En dessous du seuil de procédure formalisée (40 000 € HT en 2026 pour les marchés de services courants), un achat direct via bon de commande est possible. Au-dessus, une procédure adaptée (MAPA) ou une procédure formalisée (appel d'offres) est requise. Beaucoup de collectivités passent par les centrales d'achat (UGAP, Centres de gestion mutualisés) qui ont déjà mis sous accord-cadre des solutions ATS référencées, simplifiant la procédure pour les communes membres.

9. Combien coûte un ATS pour une commune de 30 agents ?

Pour une commune de moins de 50 agents, un ATS adapté au secteur public coûte typiquement 2 400 à 4 800 € HT par an tout compris (licence, hébergement souverain, support, formation, accompagnement Qualiopi le cas échéant pour le module formation des agents).

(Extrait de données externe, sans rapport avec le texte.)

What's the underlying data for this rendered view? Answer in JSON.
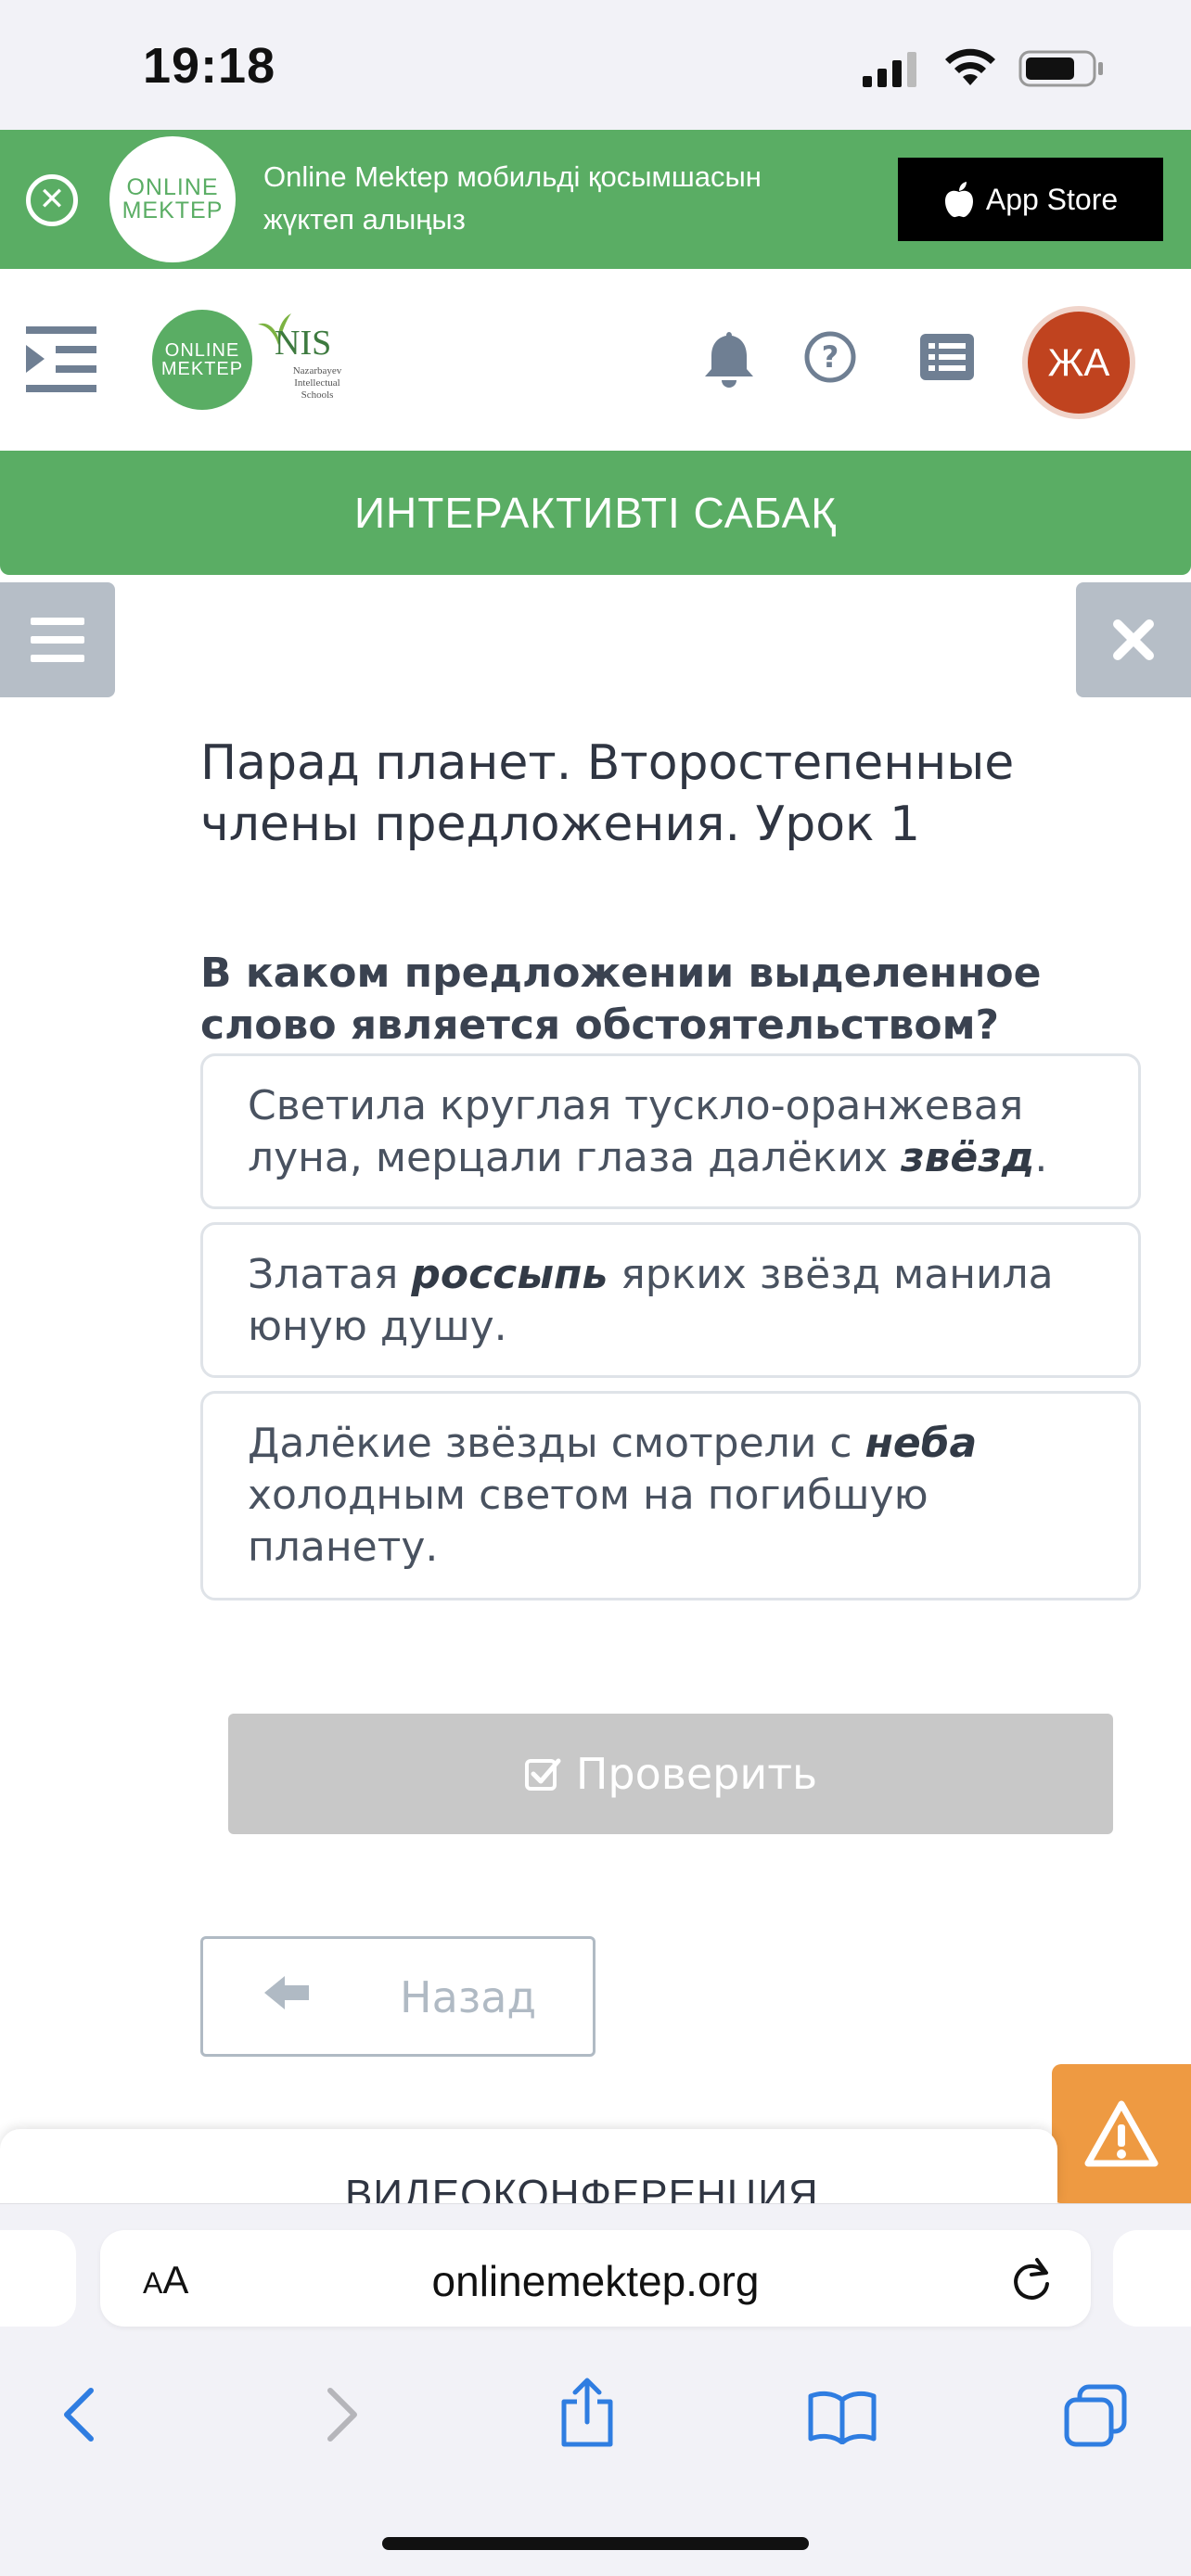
{
  "status_bar": {
    "time": "19:18"
  },
  "promo_banner": {
    "logo_line1": "ONLINE",
    "logo_line2": "MEKTEP",
    "text_line1": "Online Mektep мобильді қосымшасын",
    "text_line2": "жүктеп алыңыз",
    "app_store_label": "App Store"
  },
  "header": {
    "logo_line1": "ONLINE",
    "logo_line2": "MEKTEP",
    "nis_title": "NIS",
    "nis_subtitle_line1": "Nazarbayev",
    "nis_subtitle_line2": "Intellectual",
    "nis_subtitle_line3": "Schools",
    "avatar_initials": "ЖА"
  },
  "section_title": "ИНТЕРАКТИВТІ САБАҚ",
  "lesson": {
    "title": "Парад планет. Второстепенные члены предложения. Урок 1",
    "question": "В каком предложении выделенное слово является обстоятельством?",
    "options": [
      {
        "before": "Светила круглая тускло-оранжевая луна, мерцали глаза далёких ",
        "highlight": "звёзд",
        "after": "."
      },
      {
        "before": "Златая ",
        "highlight": "россыпь",
        "after": " ярких звёзд манила юную душу."
      },
      {
        "before": "Далёкие звёзды смотрели с ",
        "highlight": "неба",
        "after": " холодным светом на погибшую планету."
      }
    ],
    "check_label": "Проверить",
    "back_label": "Назад"
  },
  "video_conference_label": "ВИДЕОКОНФЕРЕНЦИЯ",
  "browser": {
    "aa_small": "A",
    "aa_large": "A",
    "url": "onlinemektep.org"
  },
  "colors": {
    "brand_green": "#5aad64",
    "avatar_bg": "#c0431f",
    "warning_orange": "#ee9a42",
    "disabled_gray": "#c8c8c8",
    "ios_blue": "#2f7de1"
  }
}
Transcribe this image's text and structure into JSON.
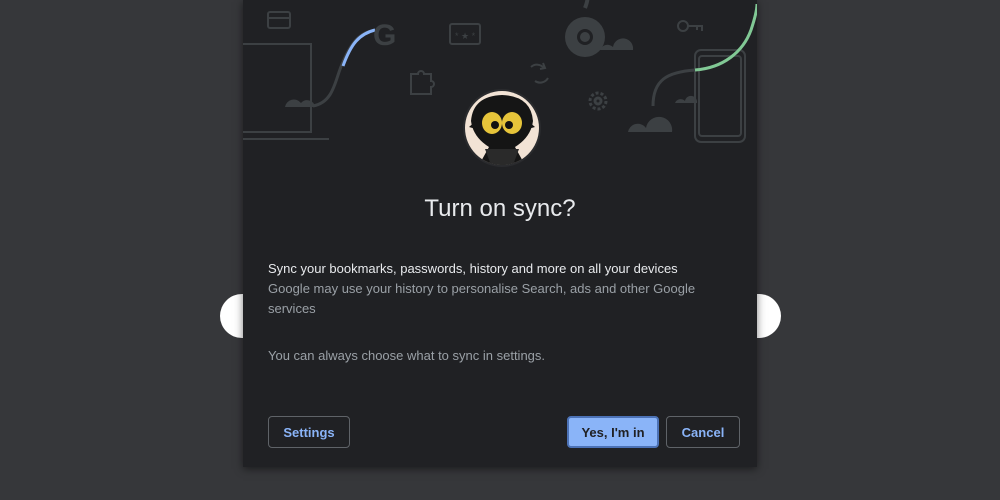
{
  "dialog": {
    "title": "Turn on sync?",
    "headline": "Sync your bookmarks, passwords, history and more on all your devices",
    "description": "Google may use your history to personalise Search, ads and other Google services",
    "note": "You can always choose what to sync in settings."
  },
  "buttons": {
    "settings_label": "Settings",
    "confirm_label": "Yes, I'm in",
    "cancel_label": "Cancel"
  },
  "colors": {
    "background": "#36373a",
    "dialog": "#202124",
    "accent": "#8ab4f8",
    "illustration_blue": "#8ab4f8",
    "illustration_green": "#81c995"
  },
  "icons": [
    "card-icon",
    "google-logo-icon",
    "puzzle-icon",
    "password-card-icon",
    "sync-icon",
    "chrome-logo-icon",
    "settings-gear-icon",
    "key-icon",
    "laptop-icon",
    "phone-icon",
    "cloud-icon"
  ]
}
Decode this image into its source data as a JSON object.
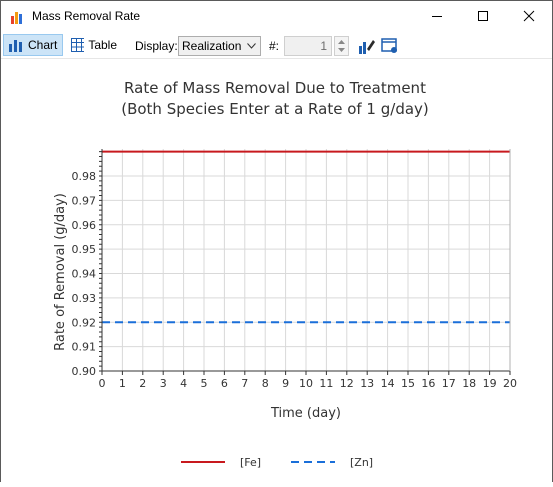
{
  "window": {
    "title": "Mass Removal Rate"
  },
  "toolbar": {
    "chart_label": "Chart",
    "table_label": "Table",
    "display_label": "Display:",
    "display_value": "Realization",
    "number_label": "#:",
    "number_value": "1"
  },
  "chart_data": {
    "type": "line",
    "title": "Rate of Mass Removal Due to Treatment",
    "subtitle": "(Both Species Enter at a Rate of 1 g/day)",
    "xlabel": "Time (day)",
    "ylabel": "Rate of Removal (g/day)",
    "xlim": [
      0,
      20
    ],
    "ylim": [
      0.9,
      0.99
    ],
    "xticks": [
      0,
      1,
      2,
      3,
      4,
      5,
      6,
      7,
      8,
      9,
      10,
      11,
      12,
      13,
      14,
      15,
      16,
      17,
      18,
      19,
      20
    ],
    "yticks": [
      0.9,
      0.91,
      0.92,
      0.93,
      0.94,
      0.95,
      0.96,
      0.97,
      0.98
    ],
    "grid": true,
    "legend_position": "bottom",
    "series": [
      {
        "name": "[Fe]",
        "color": "#c8191e",
        "style": "solid",
        "x": [
          0,
          20
        ],
        "y": [
          0.99,
          0.99
        ]
      },
      {
        "name": "[Zn]",
        "color": "#1a6fd9",
        "style": "dashed",
        "x": [
          0,
          20
        ],
        "y": [
          0.92,
          0.92
        ]
      }
    ]
  }
}
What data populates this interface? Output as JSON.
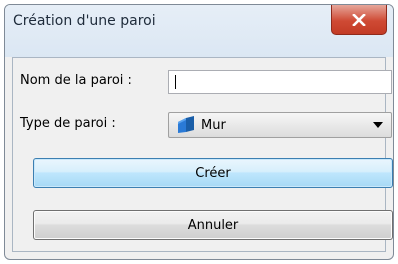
{
  "window": {
    "title": "Création d'une paroi"
  },
  "form": {
    "name_label": "Nom de la paroi :",
    "name_value": "",
    "type_label": "Type de paroi :",
    "type_selected": "Mur",
    "type_icon": "wall-icon"
  },
  "buttons": {
    "create_label": "Créer",
    "cancel_label": "Annuler"
  },
  "colors": {
    "close_button": "#c93f2a",
    "default_button_border": "#3c7fb1",
    "wall_icon": "#1f6fc4"
  }
}
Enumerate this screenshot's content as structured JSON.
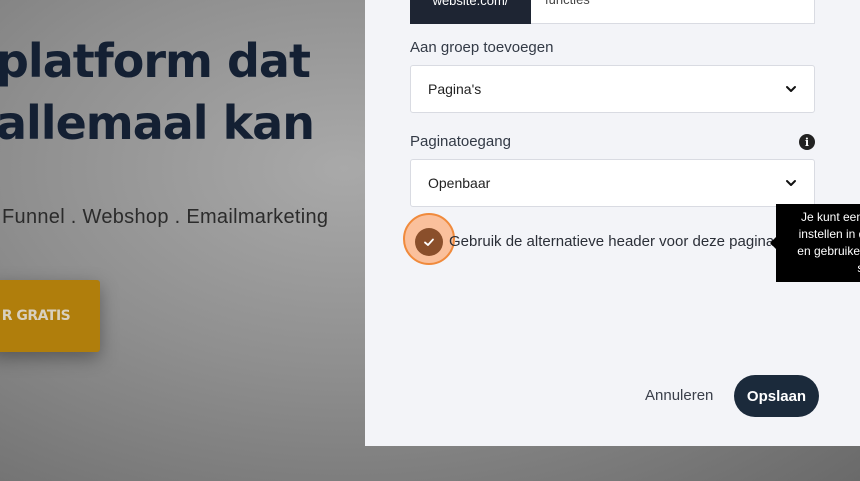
{
  "background": {
    "hero_title": "platform dat\nallemaal kan",
    "hero_subtitle": "Funnel . Webshop . Emailmarketing",
    "cta_label": "R GRATIS"
  },
  "modal": {
    "url": {
      "prefix": "website.com/",
      "value": "functies"
    },
    "group": {
      "label": "Aan groep toevoegen",
      "selected": "Pagina's"
    },
    "access": {
      "label": "Paginatoegang",
      "selected": "Openbaar",
      "info_icon": "info-icon"
    },
    "alt_header": {
      "label": "Gebruik de alternatieve header voor deze pagina",
      "checked": true
    },
    "buttons": {
      "cancel": "Annuleren",
      "save": "Opslaan"
    }
  },
  "tooltip": {
    "lines": [
      "Je kunt een",
      "instellen in d",
      "en gebruiken",
      "st"
    ]
  },
  "colors": {
    "accent_dark": "#1b2a3b",
    "checkbox": "#8a4f2b",
    "focus_ring": "#f08a3c",
    "cta": "#b07e0c"
  }
}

Pour une intercommunalité avec plusieurs communes membres, le coût mutualisé est nettement inférieur au total des abonnements individuels équivalents — souvent une économie de 40 à 60 % pour un réseau de 4 à 10 communes.

10. Comment l'ATS s'articule-t-il avec les outils SIRH des collectivités (Berger-Levrault, Ciril RH, etc.) ?

Les ATS sérieux pour le secteur public territorial proposent des connecteurs ou exports compatibles avec les principaux SIRH du marché public français : Berger-Levrault (e-Magnus, e-RH), Ciril RH, JVS Mairistem, Inetum (anciennement GFI/CIVITAS). L'intégration peut être native via API quand le SIRH la propose, ou par export CSV structuré sinon. Le candidat retenu est créé en agent dans le SIRH avec ses pièces d'embauche, sans double saisie. Les CCI et CMA, qui ont des architectures comparables côté formation et apprentissage, bénéficient des mêmes principes d'intégration.